If you are a high-school student who wants to conduct research in mathematics, you should check out the MIT PRIMES program. If you enjoy solving the problems in our entrance test, that’s the first indication that you might want to apply. But to determine if the program is right for you, and you are right for the program, please read the following questions and answers which have been prepared for you by Tanya Khovanova, the PRIMES Head Mentor. (This only addresses applications to PRIMES Math, and only to the research track)

**Question:** I do not like math competitions. Should I apply?

**Answer:** Math competitions are completely separate from research in mathematics. If you enjoy thinking about mathematics for long periods of time and are fascinated by our test questions, you should apply.

**Question:** I am good at math, but I really want to be a doctor. Should I apply?

**Answer:** No. PRIMES requires a huge time commitment, so math should really be your most significant interest.

**Question:** I want to get into Harvard, and PRIMES looks good on a resume. Should I apply?

**Answer:** PRIMES does look good on a resume. But if you are more passionate about, say, climate change than math, what would Harvard’s admission committee see? Our experience in the program is that if math isn’t your top interest, your math student may not be sufficiently impressive to be accepted at Harvard as a math researcher. At the same time, you will not be accepted as the top climate change student as you didn’t invest your time in that. Math research is a hard way to earn points for college. See also, the essay, *Thoughts on research* by Simon Rubinstein-Salzedo.

**Question:** My parents want me to apply. Should I apply?

**Answer:** Your parents will not be accepted to the program. Do not apply if you do not really, really want to.

**Question:** Your website suggests that I should spend ten hours a week on the PRIMES project. I can only spend five. But I am a genius and faster than other people.

**Answer:** We already assume that you are a genius and faster than anyone else you know.
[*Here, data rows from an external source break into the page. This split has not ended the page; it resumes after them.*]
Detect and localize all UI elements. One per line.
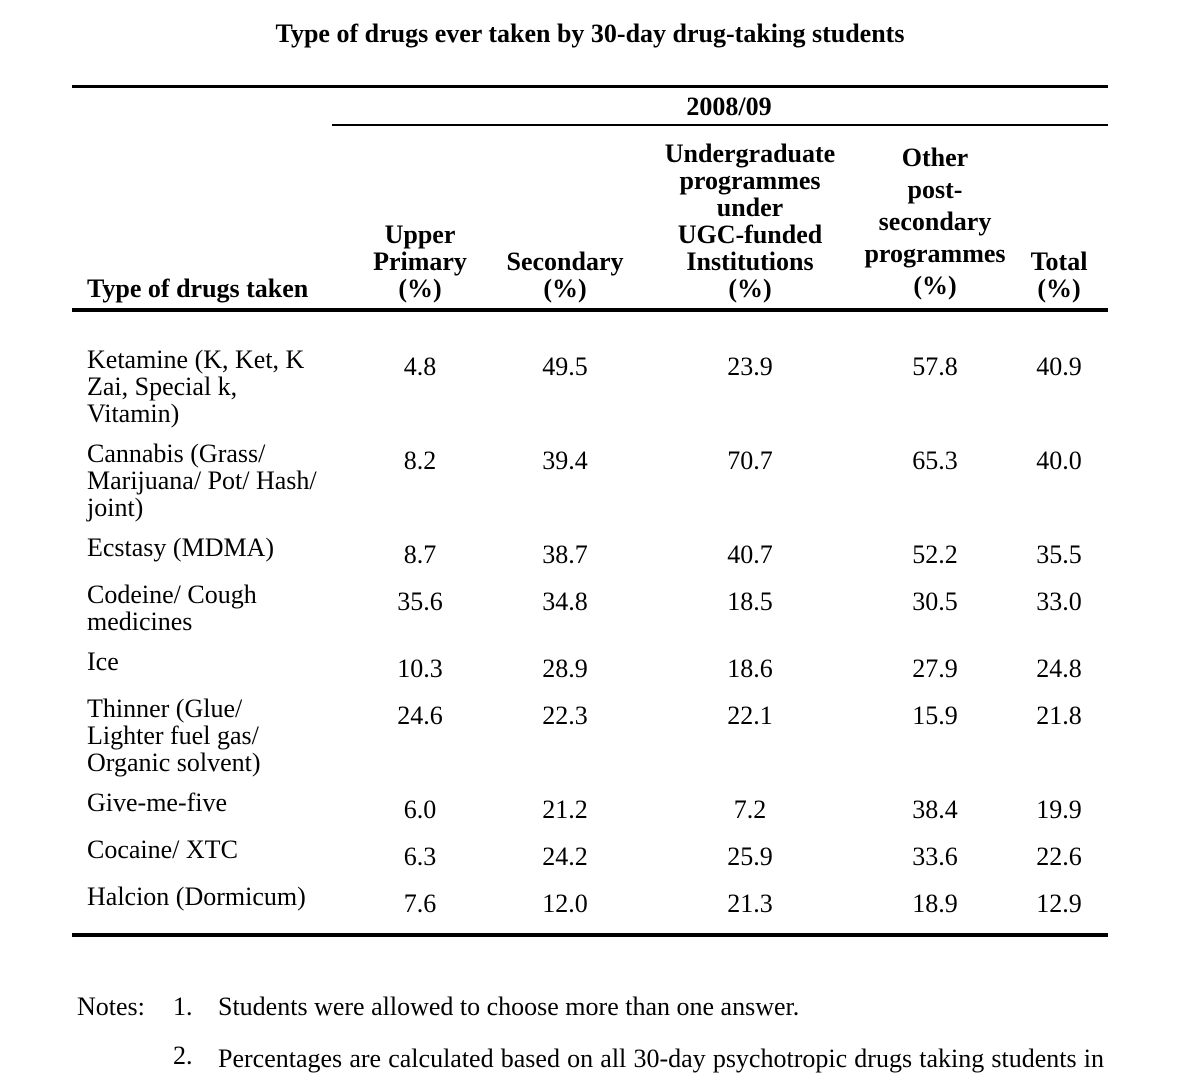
value-cell: 22.3 [542, 701, 588, 730]
value-cell: 18.6 [727, 654, 773, 683]
value-cell: 38.4 [912, 795, 958, 824]
column-header-total: Total (%) [1010, 125, 1108, 312]
value-cell: 7.2 [733, 795, 767, 824]
value-cell: 22.6 [1036, 842, 1082, 871]
value-cell: 15.9 [912, 701, 958, 730]
value-cell: 21.2 [542, 795, 588, 824]
value-cell: 10.3 [397, 654, 443, 683]
table-row-thinner: Thinner (Glue/ Lighter fuel gas/ Organic… [72, 683, 1108, 777]
value-cell: 18.5 [727, 587, 773, 616]
value-cell: 6.0 [403, 795, 437, 824]
table-row-cannabis: Cannabis (Grass/ Marijuana/ Pot/ Hash/ j… [72, 428, 1108, 522]
column-header-undergraduate-ugc: Undergraduate programmes under UGC-funde… [640, 125, 860, 312]
note-number: 1. [173, 992, 193, 1021]
column-header-upper-primary: Upper Primary (%) [350, 125, 490, 312]
value-cell: 21.3 [640, 871, 860, 937]
table-row-ketamine: Ketamine (K, Ket, K Zai, Special k, Vita… [72, 310, 1108, 428]
drug-name-cell: Ecstasy (MDMA) [87, 533, 275, 562]
drug-name-cell: Thinner (Glue/ Lighter fuel gas/ Organic… [87, 694, 261, 777]
column-header-drug-type: Type of drugs taken [72, 125, 350, 312]
table-row-ecstasy: Ecstasy (MDMA) 8.7 38.7 40.7 52.2 35.5 [72, 522, 1108, 569]
value-cell: 35.6 [397, 587, 443, 616]
value-cell: 8.7 [403, 540, 437, 569]
note-number: 2. [173, 1041, 193, 1070]
value-cell: 33.6 [912, 842, 958, 871]
value-cell: 24.8 [1036, 654, 1082, 683]
value-cell: 22.1 [727, 701, 773, 730]
drug-name-cell: Codeine/ Cough medicines [87, 580, 257, 636]
year-header: 2008/09 [332, 86, 1108, 126]
drug-name-cell: Cocaine/ XTC [87, 835, 238, 864]
table-title: Type of drugs ever taken by 30-day drug-… [275, 19, 905, 48]
value-cell: 65.3 [912, 446, 958, 475]
value-cell: 34.8 [542, 587, 588, 616]
value-cell: 6.3 [403, 842, 437, 871]
drug-name-cell: Give-me-five [87, 788, 228, 817]
note-item-1: Notes: 1. Students were allowed to choos… [77, 991, 1200, 1022]
value-cell: 39.4 [542, 446, 588, 475]
value-cell: 40.0 [1036, 446, 1082, 475]
notes-section: Notes: 1. Students were allowed to choos… [77, 991, 1200, 1084]
value-cell: 24.6 [397, 701, 443, 730]
value-cell: 28.9 [542, 654, 588, 683]
year-header-spacer [72, 87, 350, 126]
note-text: Percentages are calculated based on all … [218, 1044, 1104, 1084]
year-header-row: 2008/09 [72, 86, 1108, 126]
value-cell: 38.7 [542, 540, 588, 569]
value-cell: 18.9 [860, 871, 1010, 937]
note-text: Students were allowed to choose more tha… [218, 992, 800, 1021]
value-cell: 12.9 [1010, 871, 1108, 937]
value-cell: 52.2 [912, 540, 958, 569]
value-cell: 19.9 [1036, 795, 1082, 824]
column-header-row: Type of drugs taken Upper Primary (%) Se… [72, 125, 1108, 312]
column-header-secondary: Secondary (%) [490, 125, 640, 312]
value-cell: 4.8 [403, 352, 437, 381]
value-cell: 57.8 [912, 352, 958, 381]
value-cell: 40.9 [1036, 352, 1082, 381]
drug-name-cell: Ice [87, 647, 119, 676]
value-cell: 25.9 [727, 842, 773, 871]
value-cell: 70.7 [727, 446, 773, 475]
table-row-give-me-five: Give-me-five 6.0 21.2 7.2 38.4 19.9 [72, 777, 1108, 824]
value-cell: 33.0 [1036, 587, 1082, 616]
value-cell: 40.7 [727, 540, 773, 569]
value-cell: 7.6 [350, 871, 490, 937]
drug-statistics-table: 2008/09 Type of drugs taken Upper Primar… [72, 85, 1108, 937]
value-cell: 35.5 [1036, 540, 1082, 569]
drug-name-cell: Halcion (Dormicum) [72, 871, 350, 937]
value-cell: 30.5 [912, 587, 958, 616]
table-row-codeine: Codeine/ Cough medicines 35.6 34.8 18.5 … [72, 569, 1108, 636]
value-cell: 49.5 [542, 352, 588, 381]
column-header-other-post-secondary: Other post- secondary programmes (%) [860, 125, 1010, 312]
note-item-2: 2. Percentages are calculated based on a… [77, 1040, 1200, 1084]
value-cell: 27.9 [912, 654, 958, 683]
value-cell: 12.0 [490, 871, 640, 937]
value-cell: 8.2 [403, 446, 437, 475]
table-row-ice: Ice 10.3 28.9 18.6 27.9 24.8 [72, 636, 1108, 683]
drug-name-cell: Ketamine (K, Ket, K Zai, Special k, Vita… [87, 345, 305, 428]
value-cell: 24.2 [542, 842, 588, 871]
table-row-halcion: Halcion (Dormicum) 7.6 12.0 21.3 18.9 12… [72, 871, 1108, 937]
notes-label: Notes: [77, 992, 145, 1021]
table-row-cocaine: Cocaine/ XTC 6.3 24.2 25.9 33.6 22.6 [72, 824, 1108, 871]
drug-name-cell: Cannabis (Grass/ Marijuana/ Pot/ Hash/ j… [87, 439, 317, 522]
value-cell: 21.8 [1036, 701, 1082, 730]
value-cell: 23.9 [727, 352, 773, 381]
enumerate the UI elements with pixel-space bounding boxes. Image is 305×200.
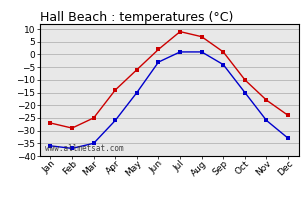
Text: Hall Beach : temperatures (°C): Hall Beach : temperatures (°C) bbox=[40, 11, 233, 24]
Text: www.allmetsat.com: www.allmetsat.com bbox=[45, 144, 124, 153]
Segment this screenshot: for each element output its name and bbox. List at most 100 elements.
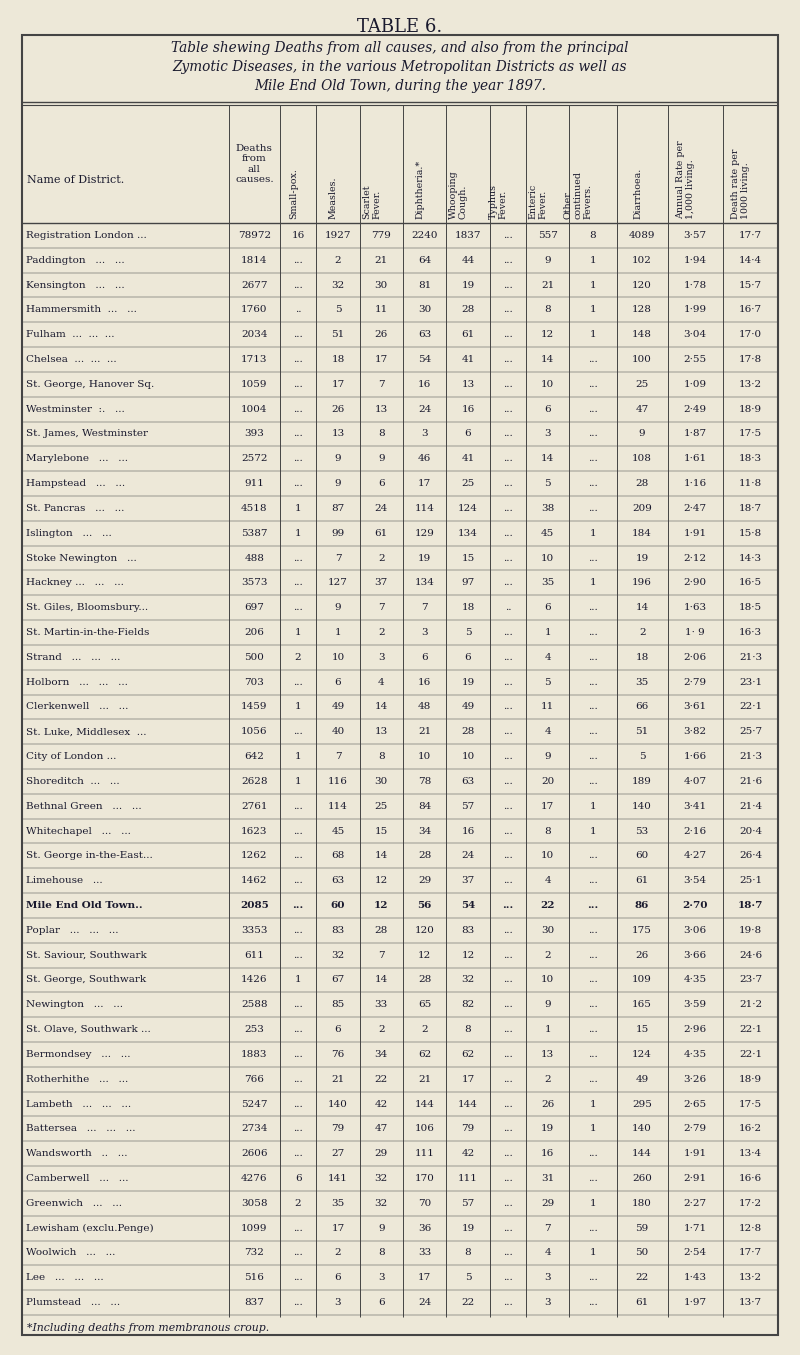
Text: 2677: 2677 xyxy=(241,280,267,290)
Text: 1: 1 xyxy=(544,1026,551,1034)
Text: 18·7: 18·7 xyxy=(738,901,763,911)
Text: Whitechapel   ...   ...: Whitechapel ... ... xyxy=(26,827,131,836)
Text: 36: 36 xyxy=(418,1224,431,1233)
Text: Fulham  ...  ...  ...: Fulham ... ... ... xyxy=(26,331,114,339)
Text: Chelsea  ...  ...  ...: Chelsea ... ... ... xyxy=(26,355,117,364)
Text: St. Olave, Southwark ...: St. Olave, Southwark ... xyxy=(26,1026,150,1034)
Text: ...: ... xyxy=(588,379,598,389)
Text: St. George, Hanover Sq.: St. George, Hanover Sq. xyxy=(26,379,154,389)
Text: 22·1: 22·1 xyxy=(739,1050,762,1058)
Text: 17·0: 17·0 xyxy=(739,331,762,339)
Text: 42: 42 xyxy=(462,1149,474,1159)
Text: 4518: 4518 xyxy=(241,504,267,514)
Text: 97: 97 xyxy=(462,579,474,587)
Text: 260: 260 xyxy=(632,1173,652,1183)
Text: 4: 4 xyxy=(544,728,551,736)
Text: 2: 2 xyxy=(639,627,646,637)
Text: Stoke Newington   ...: Stoke Newington ... xyxy=(26,554,137,562)
Text: 8: 8 xyxy=(590,230,596,240)
Text: 3353: 3353 xyxy=(241,925,267,935)
Text: Zymotic Diseases, in the various Metropolitan Districts as well as: Zymotic Diseases, in the various Metropo… xyxy=(173,60,627,75)
Text: ...: ... xyxy=(294,355,303,364)
Text: ...: ... xyxy=(588,1075,598,1084)
Text: 61: 61 xyxy=(374,528,388,538)
Text: 12: 12 xyxy=(374,877,388,885)
Text: 1: 1 xyxy=(590,528,596,538)
Text: 19: 19 xyxy=(462,1224,474,1233)
Text: ...: ... xyxy=(588,1274,598,1282)
Text: ...: ... xyxy=(293,901,304,911)
Text: 5: 5 xyxy=(544,678,551,687)
Text: 1: 1 xyxy=(295,528,302,538)
Text: 3·06: 3·06 xyxy=(684,925,707,935)
Text: 26: 26 xyxy=(635,951,649,959)
Text: 134: 134 xyxy=(458,528,478,538)
Text: 1· 9: 1· 9 xyxy=(686,627,705,637)
Text: 53: 53 xyxy=(635,827,649,836)
Text: 29: 29 xyxy=(418,877,431,885)
Text: 16·2: 16·2 xyxy=(739,1125,762,1133)
Text: 29: 29 xyxy=(541,1199,554,1207)
Text: 32: 32 xyxy=(374,1173,388,1183)
Text: 16·5: 16·5 xyxy=(739,579,762,587)
Text: 65: 65 xyxy=(418,1000,431,1009)
Text: 49: 49 xyxy=(331,702,345,711)
Text: 1: 1 xyxy=(590,802,596,810)
Text: 17·7: 17·7 xyxy=(739,1248,762,1257)
Text: ...: ... xyxy=(503,827,513,836)
Text: St. Saviour, Southwark: St. Saviour, Southwark xyxy=(26,951,146,959)
Text: 108: 108 xyxy=(632,454,652,463)
Text: 1: 1 xyxy=(590,1099,596,1108)
Text: 2734: 2734 xyxy=(241,1125,267,1133)
Text: 45: 45 xyxy=(541,528,554,538)
Text: 44: 44 xyxy=(462,256,474,264)
Text: 24: 24 xyxy=(418,1298,431,1308)
Text: 14: 14 xyxy=(635,603,649,612)
Text: Deaths
from
all
causes.: Deaths from all causes. xyxy=(235,144,274,184)
Text: ...: ... xyxy=(503,1000,513,1009)
Text: 4276: 4276 xyxy=(241,1173,267,1183)
Text: ...: ... xyxy=(294,1274,303,1282)
Text: 16: 16 xyxy=(462,405,474,413)
Text: 18·3: 18·3 xyxy=(739,454,762,463)
Text: 7: 7 xyxy=(378,951,385,959)
Text: 9: 9 xyxy=(544,1000,551,1009)
Text: 128: 128 xyxy=(632,305,652,314)
Text: 1462: 1462 xyxy=(241,877,267,885)
Text: ..: .. xyxy=(505,603,511,612)
Text: 64: 64 xyxy=(418,256,431,264)
Text: 66: 66 xyxy=(635,702,649,711)
Text: ...: ... xyxy=(503,405,513,413)
Text: 16: 16 xyxy=(418,379,431,389)
Text: ..: .. xyxy=(295,305,302,314)
Text: 33: 33 xyxy=(374,1000,388,1009)
Text: 22: 22 xyxy=(462,1298,474,1308)
Text: ...: ... xyxy=(294,379,303,389)
Text: 35: 35 xyxy=(635,678,649,687)
Text: 1: 1 xyxy=(295,976,302,985)
Text: 34: 34 xyxy=(418,827,431,836)
Text: ...: ... xyxy=(294,280,303,290)
Text: 1262: 1262 xyxy=(241,851,267,860)
Text: 20·4: 20·4 xyxy=(739,827,762,836)
Text: 11·8: 11·8 xyxy=(739,480,762,488)
Text: 2588: 2588 xyxy=(241,1000,267,1009)
Text: 140: 140 xyxy=(632,1125,652,1133)
Text: 148: 148 xyxy=(632,331,652,339)
Text: 17·8: 17·8 xyxy=(739,355,762,364)
Text: 253: 253 xyxy=(244,1026,264,1034)
Text: 70: 70 xyxy=(418,1199,431,1207)
Text: Paddington   ...   ...: Paddington ... ... xyxy=(26,256,125,264)
Text: ...: ... xyxy=(294,1000,303,1009)
Text: 1·91: 1·91 xyxy=(684,528,707,538)
Text: ...: ... xyxy=(294,1298,303,1308)
Text: 41: 41 xyxy=(462,454,474,463)
Text: 18·5: 18·5 xyxy=(739,603,762,612)
Text: 1927: 1927 xyxy=(325,230,351,240)
Text: 2: 2 xyxy=(378,627,385,637)
Text: 8: 8 xyxy=(378,752,385,762)
Text: 1: 1 xyxy=(544,627,551,637)
Text: 28: 28 xyxy=(462,305,474,314)
Text: ...: ... xyxy=(503,454,513,463)
Text: Measles.: Measles. xyxy=(329,176,338,220)
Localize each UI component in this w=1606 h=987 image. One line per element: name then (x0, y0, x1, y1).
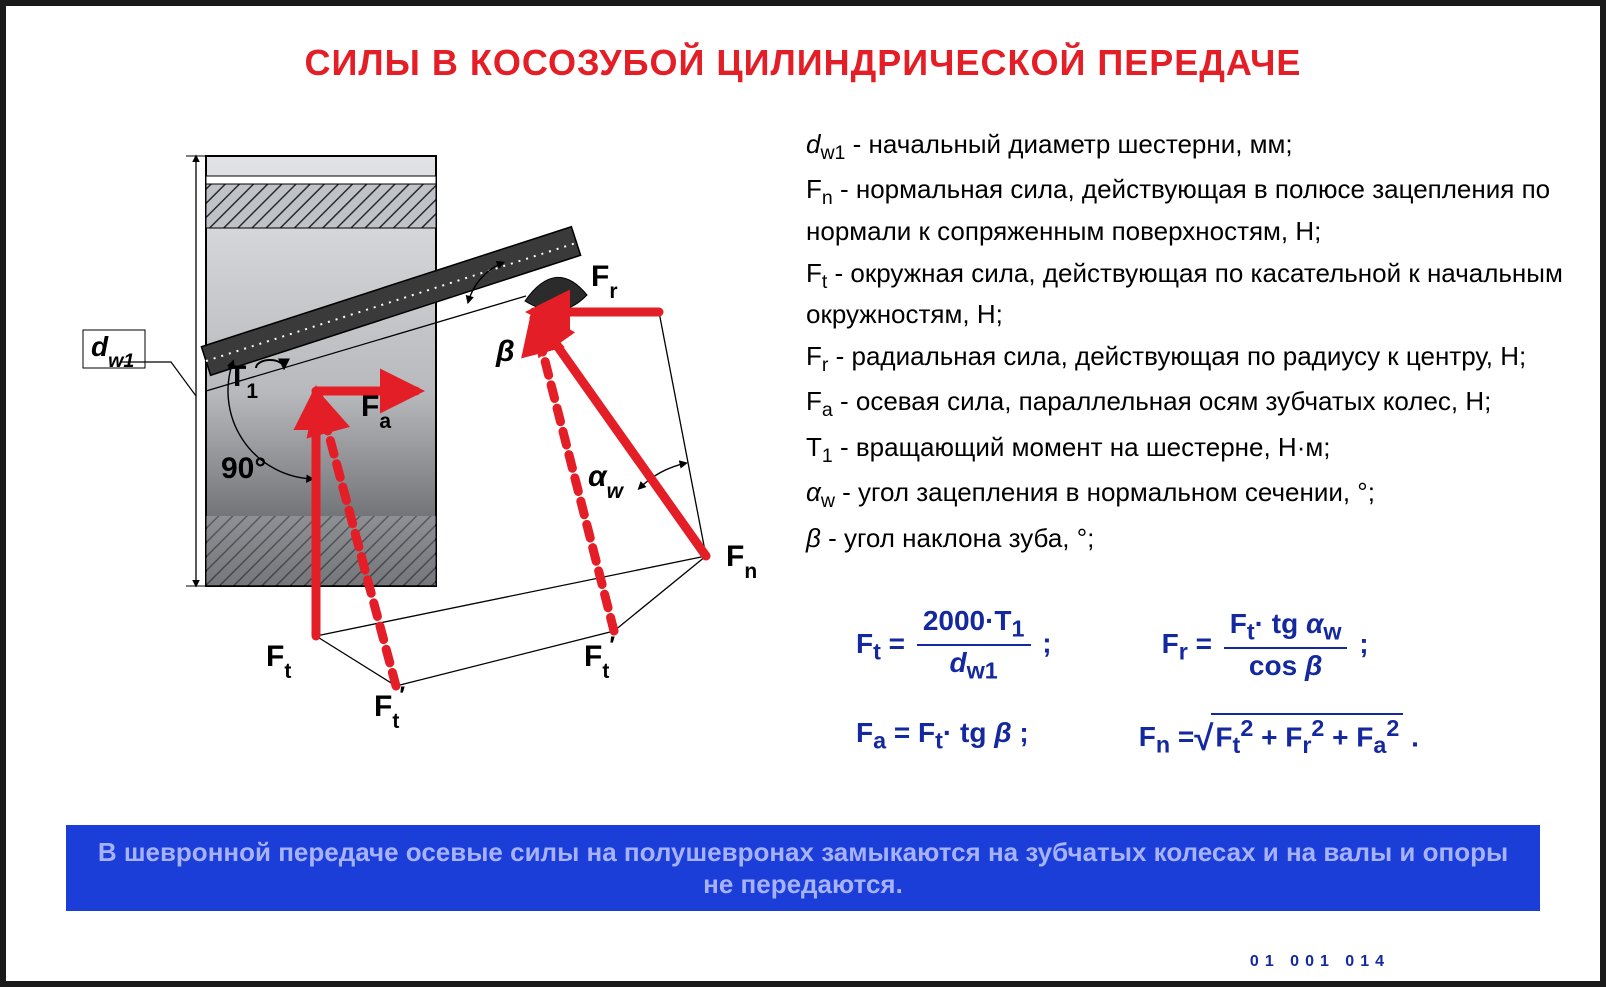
legend-desc: - вращающий момент на шестерне, Н·м; (840, 432, 1330, 462)
formula-Fr: Fr = Ft· tg αw cos β ; (1162, 609, 1369, 682)
formula-Ft: Ft = 2000·T1 dw1 ; (856, 606, 1052, 685)
formula-Fn-sqrt: Ft2 + Fr2 + Fa2 (1211, 713, 1403, 759)
svg-text:dw1: dw1 (91, 331, 134, 372)
legend-desc: - нормальная сила, действующая в полюсе … (806, 174, 1550, 245)
page-title: СИЛЫ В КОСОЗУБОЙ ЦИЛИНДРИЧЕСКОЙ ПЕРЕДАЧЕ (6, 42, 1600, 84)
legend-row: β - угол наклона зуба, °; (806, 520, 1576, 558)
formula-Fr-trail: ; (1359, 628, 1368, 659)
legend-row: T1 - вращающий момент на шестерне, Н·м; (806, 429, 1576, 470)
legend-symbol: Fa (806, 386, 840, 416)
svg-text:90°: 90° (221, 452, 266, 485)
legend-row: Fa - осевая сила, параллельная осям зубч… (806, 383, 1576, 424)
legend-symbol: αw (806, 477, 842, 507)
formula-Fn-lhs: Fn = (1139, 721, 1195, 752)
formula-Fa: Fa = Ft· tg β ; (856, 717, 1029, 755)
formula-Ft-den: dw1 (944, 646, 1004, 684)
legend-row: Fr - радиальная сила, действующая по рад… (806, 338, 1576, 379)
legend-row: Fn - нормальная сила, действующая в полю… (806, 171, 1576, 250)
svg-text:Fr: Fr (591, 260, 618, 303)
footer-note-banner: В шевронной передаче осевые силы на полу… (66, 825, 1540, 911)
formula-Fn: Fn =√Ft2 + Fr2 + Fa2 . (1139, 713, 1419, 759)
symbol-legend: dw1 - начальный диаметр шестерни, мм;Fn … (806, 126, 1576, 561)
legend-symbol: Ft (806, 258, 835, 288)
page-frame: СИЛЫ В КОСОЗУБОЙ ЦИЛИНДРИЧЕСКОЙ ПЕРЕДАЧЕ (0, 0, 1606, 987)
force-diagram: dw1T1FaFtFt′Frβ90°αwFnFt′ (56, 126, 796, 746)
svg-text:Ft′: Ft′ (374, 682, 405, 733)
formula-Fr-num: Ft· tg αw (1224, 609, 1348, 649)
formula-Fr-den: cos β (1243, 649, 1328, 682)
formula-Ft-num: 2000·T1 (917, 606, 1031, 646)
legend-row: αw - угол зацепления в нормальном сечени… (806, 474, 1576, 515)
legend-desc: - начальный диаметр шестерни, мм; (853, 129, 1293, 159)
legend-symbol: Fn (806, 174, 840, 204)
formula-Fn-trail: . (1411, 721, 1419, 752)
legend-desc: - осевая сила, параллельная осям зубчаты… (840, 386, 1491, 416)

Five hours a week are not enough for a successful project.

**Question:** I looked at the past PRIMES projects and nothing excites me as much as my current interest in Pascal’s triangle. I doubt I should apply.

**Answer:** When you start working on a project, you will learn a lot about it. You will understand why, for example, Cherednik algebras are cool. The excitement comes with knowledge and invested time. Not yet being excited about Cherednik algebras is not a good reason not to apply. Besides a lot of exciting mathematics is done between several different fields.

**Question:** I really want to do nothing else than study Pascal’s triangle.

**Answer:** We try to match our projects to students’ interests as much as we can. But we almost never can fulfill a specific request as above. You might get a project related to Young diagrams, which are connected to quantum Pascal’s triangle. If this connection doesn’t excite you, you shouldn’t apply.

**Question:** I think I will be better positioned for research if I spend five more years studying.

**Answer:** There is nothing wrong with this approach. For many years the standard was to start research in graduate school. Our program is innovative. At PRIMES we are trying a different model. It may sound scary, but you will learn everything you need to know in order to do your project. If the project is in representation theory, for example, you will only learn what you need—not the whole theory. Our hope is that eventually you will take a course in representation theory and expand your grasp of it and see the bigger picture behind your project. We have a reading track for people like you who reside in Boston area.

**Question:** I love math, but I am not sure that I want to be a mathematician. Should I apply?

**Answer:** Many people start loving math early in life and then discover that there are many other things that require a similar kind of brain: computer science, cryptography, finance, and so on. We do not require from our students a commitment to become mathematicians. If you want to try research in math, you should apply. If students decide that they do not want to do research in math after finishing our program, we do not consider that a negative result. One way or another, the experience of PRIMES will help you understand better what you want to do with your life.

**Question:** I want to get to the International Math Olympiad. I am afraid that the time the research project takes prevents me from preparing for competitions. Should I apply?

**Answer:** People who are good at Olympiads often have fantastic brain power that helps in research. On the other hand, research requires a different mind set and the transition might be painful. It is possible, but not trivial to succeed in both. It is up to you to decide how you want to spend your time.

**Question:** I like number theory, but I do not see past PRIMES projects in number theory.

**Answer:** Doable number theory projects are hard to come by and we have fewer number theory projects than students who want to do number theory. There are many high-school programs that teach number theory including PROMYS and Ross programs. Our applicants like number theory because they were exposed to it. During PRIMES you will be exposed to something else and might like it as much.

**Question:** I found a local professor to work with on a research project. Should I apply to PRIMES?

**Answer:** PRIMES requires that you devote 10 hours a week to research for a year. It is unrealistic to do two research projects in parallel. Choose one. Working with someone in person may be better than by Skype at PRIMES. Also, usually our mentors are not professors, but rather graduate students. On the other hand, they are MIT grad students and projects are often suggested by professors. Our program is well structured. We guarantee weekly meetings in the Spring, we give extra help with your paper, and we have a conference. It is up to you to decide.